On Nvidia a subgroup is 32 invocations big. A single one can therefore process 32 vertices in parallel. In our case one mesh has only 3 vertices, so as an optimization when instancing it packs vertices from multiple instances into the same subgroup. "SubgroupUtilization" in the screenshot above shows that 30 of the 32 invocations are active, which tells us that it is indeed packing 10 instanced triangles into a single subgroup, thus reducing the total number of subgroups dispatched.

So why isnt it applying the same optimization when multi drawing?

The OpenGL 4.6 specification contains the following statement about gl_DrawID:

gl_DrawID holds the integer draw number the current draw being processed by the shader invocation. It is dynamically uniform.

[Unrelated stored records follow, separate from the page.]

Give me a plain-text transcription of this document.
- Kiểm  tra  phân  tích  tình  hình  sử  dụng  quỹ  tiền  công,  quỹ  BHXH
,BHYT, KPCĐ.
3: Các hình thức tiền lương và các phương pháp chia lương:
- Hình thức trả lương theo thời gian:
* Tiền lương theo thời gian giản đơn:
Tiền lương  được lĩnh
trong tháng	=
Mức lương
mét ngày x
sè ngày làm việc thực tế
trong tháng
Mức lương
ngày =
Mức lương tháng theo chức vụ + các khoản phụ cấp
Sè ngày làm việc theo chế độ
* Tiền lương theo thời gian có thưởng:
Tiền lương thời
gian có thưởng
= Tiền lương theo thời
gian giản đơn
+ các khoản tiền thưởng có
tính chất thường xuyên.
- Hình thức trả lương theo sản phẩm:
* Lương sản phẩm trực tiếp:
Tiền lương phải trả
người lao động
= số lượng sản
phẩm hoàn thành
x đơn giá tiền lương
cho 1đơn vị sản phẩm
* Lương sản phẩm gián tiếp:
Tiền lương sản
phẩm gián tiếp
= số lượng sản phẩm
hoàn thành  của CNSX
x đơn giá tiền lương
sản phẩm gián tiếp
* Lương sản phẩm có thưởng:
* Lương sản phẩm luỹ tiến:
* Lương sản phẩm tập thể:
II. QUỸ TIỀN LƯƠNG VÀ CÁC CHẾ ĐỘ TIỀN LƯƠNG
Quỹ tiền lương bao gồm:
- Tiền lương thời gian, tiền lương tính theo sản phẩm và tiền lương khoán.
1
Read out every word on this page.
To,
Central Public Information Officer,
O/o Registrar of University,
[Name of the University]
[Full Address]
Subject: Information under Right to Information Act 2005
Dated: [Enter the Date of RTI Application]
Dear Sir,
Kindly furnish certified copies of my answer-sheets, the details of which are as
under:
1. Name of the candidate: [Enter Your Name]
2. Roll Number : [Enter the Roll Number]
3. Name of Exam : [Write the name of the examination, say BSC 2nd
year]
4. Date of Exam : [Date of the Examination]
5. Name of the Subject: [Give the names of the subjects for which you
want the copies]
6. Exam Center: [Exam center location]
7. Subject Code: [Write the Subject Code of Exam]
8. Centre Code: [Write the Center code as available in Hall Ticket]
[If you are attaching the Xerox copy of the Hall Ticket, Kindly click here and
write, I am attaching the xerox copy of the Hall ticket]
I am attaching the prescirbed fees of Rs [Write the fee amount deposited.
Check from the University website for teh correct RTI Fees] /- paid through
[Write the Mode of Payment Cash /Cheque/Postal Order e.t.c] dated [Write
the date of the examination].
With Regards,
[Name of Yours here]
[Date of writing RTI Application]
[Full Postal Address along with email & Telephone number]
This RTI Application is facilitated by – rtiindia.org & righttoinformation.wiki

In practice "dynamically uniform" means that the value of gl_DrawID must be the same for all active invocations inside a subgroup. This requirement prevents the driver from doing the "subgroup-packing" optimization mentioned above. Looking again at "SubgroupUtilization", this is confirmed by it only showing 3 out of 32 being active. If it were to pack vertex shader invocations from different draws into the same subgroup then the invocations would not agree on the value of gl_DrawID which is against the spec.


Note

The performance difference shown here is only so big because the mesh is tiny - literally a single triangle. With larger meshes the "subgroup-packing" optimization can be insignificant.

Some of the reported data on Intel seems wrong. Part of it might have to do with gl_SubroupSize being 32 while it actually appears to be running in wave8 mode. Basically this app only works correctly on AMD and Nvidia.